Allen has set the bar high for fifth overall pick Khalil Mack, hoping he can do for the Raiders what Von Miller did in Denver three years ago when Allen was coordinator.
“The thing that really was attractive about Khalil Mack was the fact that he understands how to rush the passer and he understands how to rush the passer with power,” Allen said. “I see a lot of similarities between he and Von Miller.”
The Raiders can only hope Mack turns out to be as productive as Miller, who had 30 sacks and 54 quarterback hurries in his first two seasons.
Mack went from mostly an unknown linebacker toiling in the Mid-American Conference to a surefire top 10 pick with a stellar senior season in which he recorded 10½ sacks and put together a personal highlight reel in one game against Ohio State.
He had nine tackles, 2½ sacks and an interception return for a touchdown in a loss to the Buckeyes that showed he could dominate top-flight talent as well as he dominated his conference.
“The guy has the size, he has the length, he’s got speed,” Raiders general manager Reggie McKenzie said. “He’s a playmaker. We’ll find a way to put him on the field and get some production out of him. That Ohio State game was just the tip of the iceberg.”
The Raiders targeted Mack early in the draft process and were ecstatic when he was still on the board at fifth overall, leading to no debate in the draft room about which player to select or whether to trade down.
Mack will fit in immediately as a starter at linebacker and offers flexibility as a pass rusher who is adept at blitzing as well as lining up as an end.
He will team with free-agent acquisitions Justin Tuck, LaMarr Woodley and Antonio Smith on an overhauled defensive front that the Raiders hope will help improve a defense that allowed the second-most points per game (28.3) in franchise history.
“He’s going to obviously have a big role in what we’re going to do and he’ll be a guy that we’re going to use to send after the quarterback in a variety of different ways,” Allen said.
Mack won the Jack Lambert Award and finished second to Alabama’s C.J. Mosley in the Butkus Award voting — both honoring the nation’s top linebackers. He set a conference record with 16 career forced fumbles. His 75 career tackles for a loss were the most at the NCAA level since 2000.

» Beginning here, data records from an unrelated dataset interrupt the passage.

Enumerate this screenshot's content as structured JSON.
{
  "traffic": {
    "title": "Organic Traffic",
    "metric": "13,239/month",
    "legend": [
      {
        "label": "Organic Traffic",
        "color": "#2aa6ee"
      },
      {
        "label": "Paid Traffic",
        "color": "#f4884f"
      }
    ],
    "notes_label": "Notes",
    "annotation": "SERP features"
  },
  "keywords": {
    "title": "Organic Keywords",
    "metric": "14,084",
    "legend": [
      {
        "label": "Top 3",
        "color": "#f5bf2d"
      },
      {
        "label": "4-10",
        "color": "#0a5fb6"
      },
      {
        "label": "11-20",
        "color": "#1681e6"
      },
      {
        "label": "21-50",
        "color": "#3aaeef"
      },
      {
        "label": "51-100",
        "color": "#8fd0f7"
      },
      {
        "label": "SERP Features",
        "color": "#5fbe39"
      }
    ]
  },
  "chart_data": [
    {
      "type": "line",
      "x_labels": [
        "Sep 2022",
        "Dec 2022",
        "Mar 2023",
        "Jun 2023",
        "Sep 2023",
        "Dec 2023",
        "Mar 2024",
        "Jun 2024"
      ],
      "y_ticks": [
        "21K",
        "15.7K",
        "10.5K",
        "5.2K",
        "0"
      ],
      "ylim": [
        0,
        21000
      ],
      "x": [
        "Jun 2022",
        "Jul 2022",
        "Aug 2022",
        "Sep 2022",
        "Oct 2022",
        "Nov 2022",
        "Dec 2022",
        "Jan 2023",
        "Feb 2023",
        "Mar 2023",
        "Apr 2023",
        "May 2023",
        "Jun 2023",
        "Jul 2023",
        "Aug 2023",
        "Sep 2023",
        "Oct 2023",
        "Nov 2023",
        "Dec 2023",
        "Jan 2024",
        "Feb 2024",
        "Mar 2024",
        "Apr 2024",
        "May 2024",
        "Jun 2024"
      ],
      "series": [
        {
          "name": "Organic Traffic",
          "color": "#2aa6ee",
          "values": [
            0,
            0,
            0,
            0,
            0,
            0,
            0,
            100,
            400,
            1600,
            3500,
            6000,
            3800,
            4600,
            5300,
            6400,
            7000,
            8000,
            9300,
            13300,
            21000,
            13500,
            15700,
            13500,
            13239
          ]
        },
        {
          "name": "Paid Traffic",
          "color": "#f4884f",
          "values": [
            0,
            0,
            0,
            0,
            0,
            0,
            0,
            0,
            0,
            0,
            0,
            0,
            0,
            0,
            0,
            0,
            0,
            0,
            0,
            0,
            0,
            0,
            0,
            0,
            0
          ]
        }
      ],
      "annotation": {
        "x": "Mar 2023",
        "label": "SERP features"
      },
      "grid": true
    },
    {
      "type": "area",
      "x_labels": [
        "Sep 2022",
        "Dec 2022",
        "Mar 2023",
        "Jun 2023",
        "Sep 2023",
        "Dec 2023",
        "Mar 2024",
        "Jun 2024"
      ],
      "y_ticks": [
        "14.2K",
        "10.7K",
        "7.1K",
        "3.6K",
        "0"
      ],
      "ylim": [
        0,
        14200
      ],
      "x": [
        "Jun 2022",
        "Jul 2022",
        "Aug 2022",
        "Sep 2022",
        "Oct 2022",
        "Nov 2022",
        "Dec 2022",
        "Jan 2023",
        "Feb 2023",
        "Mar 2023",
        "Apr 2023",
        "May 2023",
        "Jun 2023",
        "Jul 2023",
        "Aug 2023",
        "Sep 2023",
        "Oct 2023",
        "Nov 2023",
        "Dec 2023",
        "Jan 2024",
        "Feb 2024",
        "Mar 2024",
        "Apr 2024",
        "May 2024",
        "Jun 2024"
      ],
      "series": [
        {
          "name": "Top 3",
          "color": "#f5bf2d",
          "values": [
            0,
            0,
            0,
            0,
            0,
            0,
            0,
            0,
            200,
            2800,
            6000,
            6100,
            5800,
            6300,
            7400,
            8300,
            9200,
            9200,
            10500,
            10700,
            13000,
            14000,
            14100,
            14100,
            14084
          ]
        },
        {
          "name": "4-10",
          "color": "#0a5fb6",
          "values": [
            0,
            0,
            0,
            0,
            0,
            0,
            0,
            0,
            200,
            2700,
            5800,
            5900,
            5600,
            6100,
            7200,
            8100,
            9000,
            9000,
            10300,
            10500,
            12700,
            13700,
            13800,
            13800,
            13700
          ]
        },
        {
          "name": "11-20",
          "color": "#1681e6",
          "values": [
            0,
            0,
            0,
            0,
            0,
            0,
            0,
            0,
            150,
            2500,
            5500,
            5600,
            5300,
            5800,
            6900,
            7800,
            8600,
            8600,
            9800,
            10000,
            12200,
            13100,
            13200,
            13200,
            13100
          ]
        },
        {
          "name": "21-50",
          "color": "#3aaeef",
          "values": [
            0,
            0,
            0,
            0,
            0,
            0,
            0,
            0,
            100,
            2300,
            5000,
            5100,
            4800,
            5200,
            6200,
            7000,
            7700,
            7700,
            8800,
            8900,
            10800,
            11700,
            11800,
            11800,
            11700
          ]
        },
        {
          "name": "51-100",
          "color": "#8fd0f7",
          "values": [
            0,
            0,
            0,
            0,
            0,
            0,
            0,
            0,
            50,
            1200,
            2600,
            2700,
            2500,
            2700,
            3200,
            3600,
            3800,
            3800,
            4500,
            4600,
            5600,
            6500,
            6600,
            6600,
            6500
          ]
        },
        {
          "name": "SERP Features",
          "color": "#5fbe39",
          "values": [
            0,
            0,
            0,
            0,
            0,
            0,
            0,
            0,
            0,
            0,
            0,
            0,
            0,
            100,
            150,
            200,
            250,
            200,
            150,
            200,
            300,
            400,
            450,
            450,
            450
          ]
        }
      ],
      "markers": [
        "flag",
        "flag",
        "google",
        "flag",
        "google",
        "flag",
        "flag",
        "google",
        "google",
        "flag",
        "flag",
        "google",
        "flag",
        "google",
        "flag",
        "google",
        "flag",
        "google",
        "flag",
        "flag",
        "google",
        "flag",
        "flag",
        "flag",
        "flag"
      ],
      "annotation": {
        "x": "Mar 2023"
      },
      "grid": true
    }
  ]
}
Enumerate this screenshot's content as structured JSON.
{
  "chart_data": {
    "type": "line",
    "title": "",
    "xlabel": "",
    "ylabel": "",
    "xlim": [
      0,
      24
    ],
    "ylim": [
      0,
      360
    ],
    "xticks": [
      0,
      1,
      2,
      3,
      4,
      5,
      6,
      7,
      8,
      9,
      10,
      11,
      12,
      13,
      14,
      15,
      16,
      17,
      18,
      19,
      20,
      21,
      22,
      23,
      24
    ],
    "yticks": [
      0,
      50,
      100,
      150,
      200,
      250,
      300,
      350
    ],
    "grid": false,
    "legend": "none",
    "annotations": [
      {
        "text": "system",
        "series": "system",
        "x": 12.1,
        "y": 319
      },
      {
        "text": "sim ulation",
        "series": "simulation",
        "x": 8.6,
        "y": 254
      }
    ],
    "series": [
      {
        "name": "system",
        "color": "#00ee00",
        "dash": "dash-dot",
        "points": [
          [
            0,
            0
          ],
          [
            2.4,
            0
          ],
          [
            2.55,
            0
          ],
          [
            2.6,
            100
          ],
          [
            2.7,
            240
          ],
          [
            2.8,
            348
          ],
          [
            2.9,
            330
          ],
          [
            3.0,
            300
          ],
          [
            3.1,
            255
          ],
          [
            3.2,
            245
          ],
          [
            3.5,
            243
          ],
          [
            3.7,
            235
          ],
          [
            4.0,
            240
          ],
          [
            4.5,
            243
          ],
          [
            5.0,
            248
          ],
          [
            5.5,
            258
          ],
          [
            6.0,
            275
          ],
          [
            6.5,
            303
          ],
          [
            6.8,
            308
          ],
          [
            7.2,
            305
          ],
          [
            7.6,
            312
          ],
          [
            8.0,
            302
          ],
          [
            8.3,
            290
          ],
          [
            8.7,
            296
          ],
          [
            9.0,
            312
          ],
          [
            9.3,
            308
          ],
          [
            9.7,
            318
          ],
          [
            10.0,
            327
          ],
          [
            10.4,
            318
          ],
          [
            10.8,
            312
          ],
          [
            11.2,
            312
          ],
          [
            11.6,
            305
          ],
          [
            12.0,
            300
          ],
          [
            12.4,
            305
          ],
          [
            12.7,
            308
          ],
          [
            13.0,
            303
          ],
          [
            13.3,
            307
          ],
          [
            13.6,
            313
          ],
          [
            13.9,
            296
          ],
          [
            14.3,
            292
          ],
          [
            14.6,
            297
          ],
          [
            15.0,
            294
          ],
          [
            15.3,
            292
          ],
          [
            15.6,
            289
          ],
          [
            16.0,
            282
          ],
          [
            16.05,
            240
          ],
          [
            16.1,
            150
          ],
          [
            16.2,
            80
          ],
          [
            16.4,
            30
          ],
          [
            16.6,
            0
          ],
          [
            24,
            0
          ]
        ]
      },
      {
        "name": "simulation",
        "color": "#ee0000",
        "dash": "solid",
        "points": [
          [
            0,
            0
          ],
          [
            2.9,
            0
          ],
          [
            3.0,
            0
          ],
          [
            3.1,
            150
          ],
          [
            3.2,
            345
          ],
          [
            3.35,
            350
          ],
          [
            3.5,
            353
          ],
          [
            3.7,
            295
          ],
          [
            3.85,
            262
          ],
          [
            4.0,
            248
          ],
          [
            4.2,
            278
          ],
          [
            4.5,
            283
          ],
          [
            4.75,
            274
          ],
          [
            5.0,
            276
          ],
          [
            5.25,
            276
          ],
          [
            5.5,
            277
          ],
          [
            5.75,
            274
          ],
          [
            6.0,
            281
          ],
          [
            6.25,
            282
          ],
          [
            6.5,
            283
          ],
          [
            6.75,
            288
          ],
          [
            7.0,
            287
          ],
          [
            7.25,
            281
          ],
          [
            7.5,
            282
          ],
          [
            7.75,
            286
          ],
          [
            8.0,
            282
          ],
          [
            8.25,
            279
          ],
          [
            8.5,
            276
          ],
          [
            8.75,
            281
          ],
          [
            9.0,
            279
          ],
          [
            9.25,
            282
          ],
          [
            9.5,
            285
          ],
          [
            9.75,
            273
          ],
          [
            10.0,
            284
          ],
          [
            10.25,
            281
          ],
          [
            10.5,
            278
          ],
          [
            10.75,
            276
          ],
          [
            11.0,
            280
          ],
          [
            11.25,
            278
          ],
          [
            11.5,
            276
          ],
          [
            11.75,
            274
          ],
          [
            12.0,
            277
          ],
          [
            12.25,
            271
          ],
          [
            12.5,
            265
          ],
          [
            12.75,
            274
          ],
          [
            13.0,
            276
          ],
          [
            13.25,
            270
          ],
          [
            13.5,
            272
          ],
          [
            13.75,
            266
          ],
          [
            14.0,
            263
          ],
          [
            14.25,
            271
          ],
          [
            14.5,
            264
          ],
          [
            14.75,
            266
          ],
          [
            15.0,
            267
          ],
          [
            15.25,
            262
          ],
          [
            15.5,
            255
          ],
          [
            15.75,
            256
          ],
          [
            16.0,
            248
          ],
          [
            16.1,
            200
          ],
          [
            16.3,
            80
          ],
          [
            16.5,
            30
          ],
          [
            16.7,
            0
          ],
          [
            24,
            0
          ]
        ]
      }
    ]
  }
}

At 6-foot-2 and 251 pounds, Mack is touted to have the speed, strength and versatility to play any linebacker position. At the NFL combine in February, Mack topped linebacker prospects in four of six categories: the 40-yard dash (4.65 seconds), 20-yard shuttle (4.18 seconds), vertical jump (40 inches) and broad jump (128 inches).
Mack said he believed he was the best defensive player in the draft.
“I think that I am, but even then I’m at the point right now where I’m tired of talking and I want to go out and start proving a little bit of this stuff everybody’s been talking about,” he said. “I can’t wait. I cannot wait.”
McKenzie has been unable to draft a star in two years at the helm in Oakland and is under severe pressure to bring in impact players as part of a rebuilding effort after the team posted back-to-back four-win seasons in his first two years.
McKenzie spent much of the offseason upgrading the roster with veteran free agent signings and a trade for quarterback Matt Schaub. But with most of those additions at least 29 years old and likely on the downside of their careers, Mack is expected to be one of the major building blocks in ending a 10-year playoff drought.
Oakland also has its own picks high in rounds two, three and four and three seventh-round picks. The Raiders traded this year’s fifth-round choice for quarterback Matt Flynn, who was released last season after being unable to beat Terrelle Pryor out for the starting job. The sixth-rounder went to Houston in March in the deal for Schaub.